Social Workers Act as a Bridge for People in Need to Thrive
Monarch Behavioral Health Therapist Gayle Van Horn believes seeing social work in action is one of the most rewarding professional aspects of her career: “When clients use the tools they learn, and thrive, it is all worth it. Then, they can pass on what they have learned to others to help them thrive as well.”
Gayle is one of Monarch’s therapists working on the Mecklenburg Behavioral Health Outpatient Clinic team providing individual therapy, assessments and group therapy to individuals seeking mental health support.
Working as a therapist, Gayle enjoys serving “clients from diverse areas and empowering them to use learned tools and resources to accomplish their goals and dreams.”
National Social Work Month is recognized in March with this year’s theme “Social Work Breaks Barriers” highlighting how social workers have empowered people and communities to overcome hurdles.
Executive Vice President and Chief Operating Officer, Behavioral Health, Lyndril Leonard, MA, LCMHC, explains that there are a range of social work careers such as child welfare social workers, school social workers, forensic social workers, mental health social workers among other roles.
In the mental health setting, social workers reach and serve populations who have mental illness, intellectual and developmental disabilities, substance use disorders and traumatic brain injuries.
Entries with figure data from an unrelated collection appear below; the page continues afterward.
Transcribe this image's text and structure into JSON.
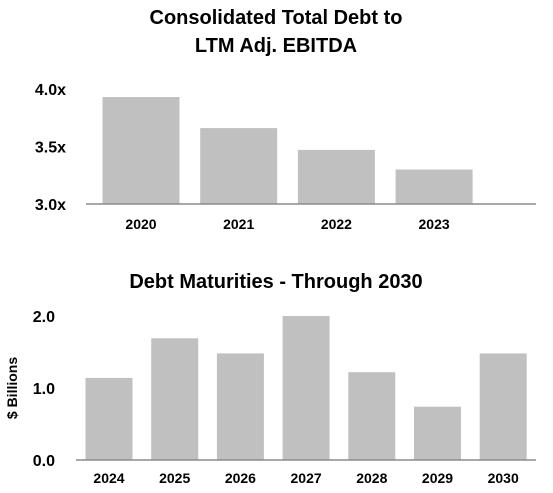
{
  "chart_data": [
    {
      "type": "bar",
      "title_lines": [
        "Consolidated Total Debt to",
        "LTM Adj. EBITDA"
      ],
      "categories": [
        "2020",
        "2021",
        "2022",
        "2023"
      ],
      "values": [
        3.93,
        3.66,
        3.47,
        3.3
      ],
      "ylim": [
        3.0,
        4.0
      ],
      "yticks": [
        "3.0x",
        "3.5x",
        "4.0x"
      ],
      "ytick_values": [
        3.0,
        3.5,
        4.0
      ],
      "xlabel": "",
      "ylabel": "",
      "grid": false,
      "bar_color": "#c0c0c0",
      "axis_color": "#8c8c8c"
    },
    {
      "type": "bar",
      "title_lines": [
        "Debt Maturities - Through 2030"
      ],
      "categories": [
        "2024",
        "2025",
        "2026",
        "2027",
        "2028",
        "2029",
        "2030"
      ],
      "values": [
        1.14,
        1.69,
        1.48,
        2.0,
        1.22,
        0.74,
        1.48
      ],
      "ylim": [
        0.0,
        2.0
      ],
      "yticks": [
        "0.0",
        "1.0",
        "2.0"
      ],
      "ytick_values": [
        0.0,
        1.0,
        2.0
      ],
      "xlabel": "",
      "ylabel": "$ Billions",
      "grid": false,
      "bar_color": "#c0c0c0",
      "axis_color": "#8c8c8c"
    }
  ]
}
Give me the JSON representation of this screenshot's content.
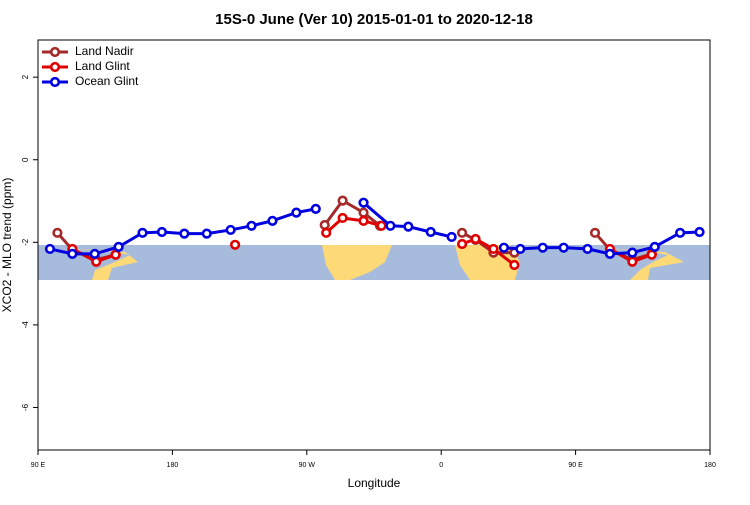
{
  "chart_data": {
    "type": "line",
    "title": "15S-0 June (Ver 10)   2015-01-01 to 2020-12-18",
    "x_label": "Longitude",
    "y_label": "XCO2 - MLO trend (ppm)",
    "xlim": [
      90,
      540
    ],
    "ylim": [
      -7.03,
      2.9
    ],
    "xticks": [
      {
        "value": 90,
        "label": "90 E"
      },
      180,
      {
        "value": 270,
        "label": "90 W"
      },
      {
        "value": 360,
        "label": "0"
      },
      {
        "value": 450,
        "label": "90 E"
      },
      {
        "value": 540,
        "label": "180"
      }
    ],
    "yticks": [
      2,
      0,
      -2,
      -4,
      -6
    ],
    "legend": "top-left",
    "series": [
      {
        "name": "Land Nadir",
        "color": "#a52a2a",
        "x": [
          103,
          113,
          129,
          142,
          null,
          282,
          294,
          308,
          319,
          null,
          374,
          383,
          395,
          409,
          null,
          463,
          473,
          488,
          501
        ],
        "values": [
          -1.77,
          -2.18,
          -2.42,
          -2.3,
          null,
          -1.58,
          -0.99,
          -1.28,
          -1.6,
          null,
          -1.77,
          -1.94,
          -2.25,
          -2.25,
          null,
          -1.77,
          -2.18,
          -2.42,
          -2.28
        ]
      },
      {
        "name": "Land Glint",
        "color": "#e00000",
        "x": [
          113,
          129,
          142,
          null,
          222,
          null,
          283,
          294,
          308,
          320,
          null,
          374,
          383,
          395,
          409,
          null,
          473,
          488,
          501
        ],
        "values": [
          -2.16,
          -2.47,
          -2.3,
          null,
          -2.06,
          null,
          -1.77,
          -1.41,
          -1.48,
          -1.6,
          null,
          -2.04,
          -1.92,
          -2.16,
          -2.55,
          null,
          -2.16,
          -2.47,
          -2.3
        ]
      },
      {
        "name": "Ocean Glint",
        "color": "#0000e0",
        "x": [
          98,
          113,
          128,
          144,
          160,
          173,
          188,
          203,
          219,
          233,
          247,
          263,
          276,
          null,
          308,
          326,
          338,
          353,
          367,
          null,
          402,
          413,
          428,
          442,
          458,
          473,
          488,
          503,
          520,
          533
        ],
        "values": [
          -2.16,
          -2.28,
          -2.28,
          -2.11,
          -1.77,
          -1.75,
          -1.79,
          -1.79,
          -1.7,
          -1.6,
          -1.48,
          -1.28,
          -1.19,
          null,
          -1.04,
          -1.6,
          -1.62,
          -1.75,
          -1.87,
          null,
          -2.13,
          -2.16,
          -2.13,
          -2.13,
          -2.16,
          -2.28,
          -2.25,
          -2.11,
          -1.77,
          -1.75
        ]
      }
    ]
  }
}
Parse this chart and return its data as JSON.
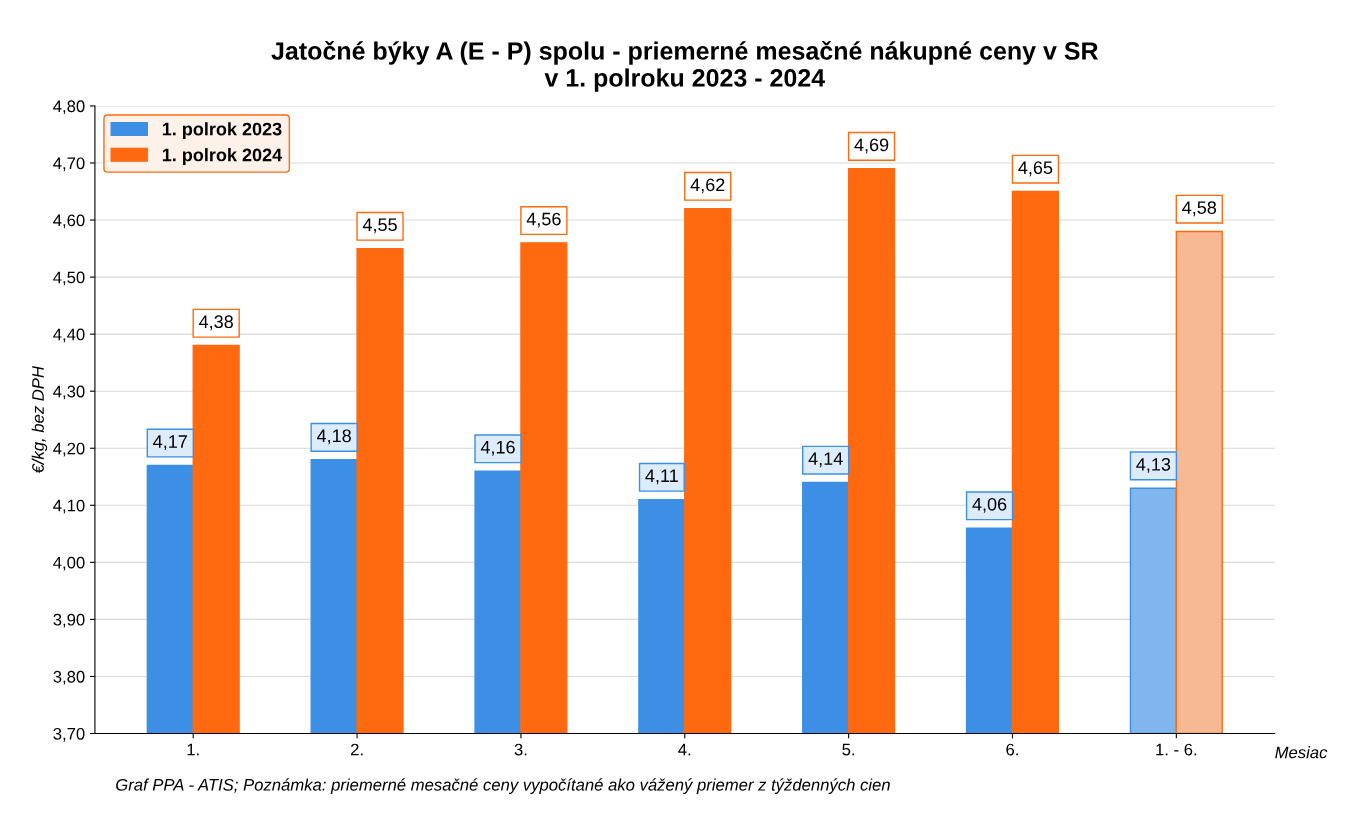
{
  "chart_data": {
    "type": "bar",
    "title": "Jatočné býky A (E - P) spolu - priemerné mesačné nákupné ceny v SR\nv 1. polroku 2023 - 2024",
    "xlabel": "Mesiac",
    "ylabel": "€/kg, bez DPH",
    "categories": [
      "1.",
      "2.",
      "3.",
      "4.",
      "5.",
      "6.",
      "1. - 6."
    ],
    "series": [
      {
        "name": "1. polrok 2023",
        "color": "#3d8fe6",
        "colors": [
          "#3d8fe6",
          "#3d8fe6",
          "#3d8fe6",
          "#3d8fe6",
          "#3d8fe6",
          "#3d8fe6",
          "#7fb6ee"
        ],
        "values": [
          4.17,
          4.18,
          4.16,
          4.11,
          4.14,
          4.06,
          4.13
        ],
        "value_labels": [
          "4,17",
          "4,18",
          "4,16",
          "4,11",
          "4,14",
          "4,06",
          "4,13"
        ]
      },
      {
        "name": "1. polrok 2024",
        "color": "#ff6a10",
        "colors": [
          "#ff6a10",
          "#ff6a10",
          "#ff6a10",
          "#ff6a10",
          "#ff6a10",
          "#ff6a10",
          "#f7b894"
        ],
        "values": [
          4.38,
          4.55,
          4.56,
          4.62,
          4.69,
          4.65,
          4.58
        ],
        "value_labels": [
          "4,38",
          "4,55",
          "4,56",
          "4,62",
          "4,69",
          "4,65",
          "4,58"
        ]
      }
    ],
    "ylim": [
      3.7,
      4.8
    ],
    "yticks": [
      {
        "value": 3.7,
        "label": "3,70"
      },
      {
        "value": 3.8,
        "label": "3,80"
      },
      {
        "value": 3.9,
        "label": "3,90"
      },
      {
        "value": 4.0,
        "label": "4,00"
      },
      {
        "value": 4.1,
        "label": "4,10"
      },
      {
        "value": 4.2,
        "label": "4,20"
      },
      {
        "value": 4.3,
        "label": "4,30"
      },
      {
        "value": 4.4,
        "label": "4,40"
      },
      {
        "value": 4.5,
        "label": "4,50"
      },
      {
        "value": 4.6,
        "label": "4,60"
      },
      {
        "value": 4.7,
        "label": "4,70"
      },
      {
        "value": 4.8,
        "label": "4,80"
      }
    ],
    "grid": "y",
    "legend": "top left",
    "annotations": [
      "Graf PPA - ATIS; Poznámka: priemerné mesačné ceny vypočítané ako vážený priemer z týždenných cien"
    ]
  }
}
Lyndril further explains that mental health social workers typically help clients deal with relationship problems, depression and other mood disorders, anxiety disorders, anti-social behavior and chronic mental health conditions.
“Social workers have the opportunity to heal and improve the lives of the people we serve every day,” she notes, adding that social workers serve in a variety of different roles within Monarch, helping to meet basic and complex needs of people served, especially the poor, oppressed and most vulnerable.
Lyndril says that social workers serve as a bridge connecting people in need with the skills and resources to be both emotionally and physically healthy. “We address not only mental health needs but assess the whole person and collaborate with other disciplines to promote the best possible outcomes,” she reasons. “Social workers also look at the social determinants of health that influence where and how people live, learn, work and play, which can impact health as much as medication does.”
The following are some insights from Monarch social workers.
Elzetter Norris, MA Ed., NCC, LCMHCA, LCAS-A, TF-CBT, Behavioral Health Therapist
Elzetter, who has been at Monarch just under a year, became interested in social work while as a high school teacher. “Seeing the needs of youth, the family and the community as a whole” she says served as the main reason for seeking employment in social work.
“The most rewarding part of my career, serving those with mental health struggles, is seeing the magic that can happen in a therapeutic environment, leading to an internal healing that extends outward, quite often to all aspects of an individual’s life,” she explains.
Advancements since the pandemic, Elzetter believes, have made strides in reducing the stigma associated with reaching out for mental health help. “In my time as a therapist, I have seen virtual services become normalized, thereby allowing more access to mental health care and in many ways reducing the stigma of getting help,” she observes.
Lindsey Stephens, Jr., MA, LCMHCA, NCC, CSC, Intensive In-Home Service (IIHS) Team Lead
Lindsey, who began working for Monarch as a qualified professional on the IIHS team, says a personal calling drew him to social work. “With IIH, it’s empathizing with the youth and the families through the hardships and the struggles they experience. I want to educate them on how to care for themselves and seek resources for further assistance when needed,” he shares.
Lindsey is glad to see that the recent pandemic has made talking about mental health topics a bit easier but believes that a stigma still remains. “In social work, there seems to be more of a focus on how to assist someone discovering their abilities to thrive rather than a fixation on their diagnoses,” he observes, suggesting continued mental health conversations with family, friends and neighbors to help in reducing stigma.
Julia Oesterle, MSW, LCSW, Behavioral Health Therapist
As a therapist, Julia says it is a privilege to meet people supported, hear their stories and see themes in mental health struggles that they are experiencing.
Seeing telehealth become well accepted during and after the pandemic is an advancement, she notes. The virtual therapy option continues to break down barriers for people who need support and who would not otherwise choose or seek it.
Julia looks at the success stories of her patients as motivation. She tells of a mother who lost her son and struggled with post-traumatic stress disorder. Through the therapy journey, Julia tells that she was able to express a full range of emotions and recognize triggers that caused flashbacks.
“She left therapy with tools to handle some struggles in her life, but more importantly, she left with greater confidence and more hope for handling these challenges in the future,” she notes. “The impact of the therapeutic relationship in helping her make that progress is the reason I value this work and the people I’m privileged to support.”
Pam Moore, MA, LCSW, Behavioral Health Therapist
Pam said she fell in love with social work as a residential counselor at a group home for adolescent teens in Boston. This interest motivated her to earn her master’s degree and she has since worked primarily in outpatient settings.
“I love my position as a therapist and enjoy seeing people thrive, recognize their strengths, gain insight into their patterns of behavior and empower them to live their best life.” She notes.